In the course of five days, at marathon pace, Project S.A.R.A.H’s Camp Safety Program presented their expanded program to over 700 counselors at nine community day camps including Camp 613, Camp Kef, Summer Playland, Union Y, Camp Regesh, Camp Acheinu, Moshava Ba’ir, Passaic Clifton Playgroup and Camp Kesser Malka. According to Rabbi Michael Bleicher, LCSW, assistant director of Jewish Family Service and Children’s Center of Clifton Passaic, and director of the Camp Safety Project, “During the week preceding camp openings, through morning, afternoon and often evening sessions, camp administrators, directors, division heads and counselors were
guided through a comprehensive safety program by an exceptional team of 10 licensed therapists. It was a Herculean effort but the results will be a safe and secure summer for thousands of our children.”
Utilizing a PowerPoint presentation, the program is divided into two units. Unit 1 deals with “Recognizing and Responding to Abuse,” which manifests itself through symptoms of neglect, physical, emotional/psychological and sexual abuse and bullying. Staff is sensitized to the subtle hints at disclosure made by the child, and keys to sensitively handling a disclosure are suggested. Paramount is the reporting of the disclosure to supervisors and following up to see that the issue has been addressed.
Unit 2, which has been expanded over the 10 years that the course has been offered, deals with “Camp Staff Behavioral Guidelines.” These guidelines deal with staff-camper interactions as well as staff-staff interactions. Staff is guided in issues including privacy with an individual camper, physical contact for hygienic purposes, touching in an expression of encouragement or sharing private information and secrets. Counselors are urged to be aware as well of the behavior of their peers in these areas. The key phrase repeated in both units is “Bump it up,” report any signs of inappropriateness between staff and campers or staff and staff immediately to supervisors for proper intervention and handling.

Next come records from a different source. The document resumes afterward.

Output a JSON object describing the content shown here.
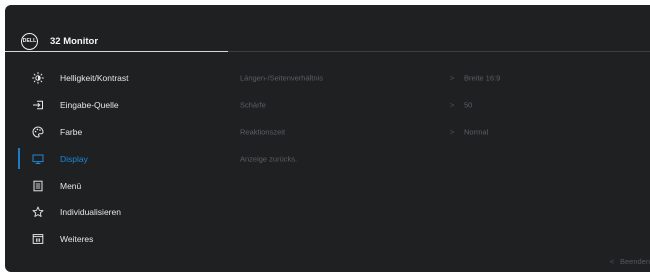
{
  "header": {
    "logo_text": "DELL",
    "title": "32 Monitor"
  },
  "colors": {
    "background": "#1e2022",
    "accent": "#1a7cc8",
    "text": "#e6e6e6",
    "dim_text": "#5c5f63"
  },
  "menu": {
    "items": [
      {
        "label": "Helligkeit/Kontrast",
        "icon": "brightness-icon"
      },
      {
        "label": "Eingabe-Quelle",
        "icon": "input-source-icon"
      },
      {
        "label": "Farbe",
        "icon": "palette-icon"
      },
      {
        "label": "Display",
        "icon": "display-icon",
        "active": true
      },
      {
        "label": "Menü",
        "icon": "menu-icon"
      },
      {
        "label": "Individualisieren",
        "icon": "star-icon"
      },
      {
        "label": "Weiteres",
        "icon": "others-icon"
      }
    ]
  },
  "display_settings": {
    "rows": [
      {
        "label": "Längen-/Seitenverhältnis",
        "chevron": ">",
        "value": "Breite 16:9"
      },
      {
        "label": "Schärfe",
        "chevron": ">",
        "value": "50"
      },
      {
        "label": "Reaktionszeit",
        "chevron": ">",
        "value": "Normal"
      },
      {
        "label": "Anzeige zurücks."
      }
    ]
  },
  "footer": {
    "exit_chevron": "<",
    "exit_label": "Beenden"
  }
}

A more recent component of the program deals with the “self-awareness” of the staff members themselves. The program guides camp staff in being aware of any feelings that they may be struggling with that may impact their interaction with campers. They are encouraged to be attentive to signals their bodies are sending them and to respond to them responsibly by seeking some down time or by sharing their feelings with a supervisor.
Sessions were presented to small groups to allow for greater involvement. Every session ended with a series of scenarios to which the staff was asked to respond. Staff was asked to explain how they would react and act in a responsible way based upon what they had learned in the presentations.
According to Rabbi Bleicher, “In choosing day camps in our area, it was a great comfort to parents to know that the camps they chose had zero-tolerance policies concerning the issues of emotional safety for their children in addition to issues of physical safety. It put parents at ease to know that camps take a holistic approach to emotional health as well as diet and physical health. Personally, as a parent, it gave me peace of mind to know that my children’s counselors had been properly trained to handle any issues that may arise.”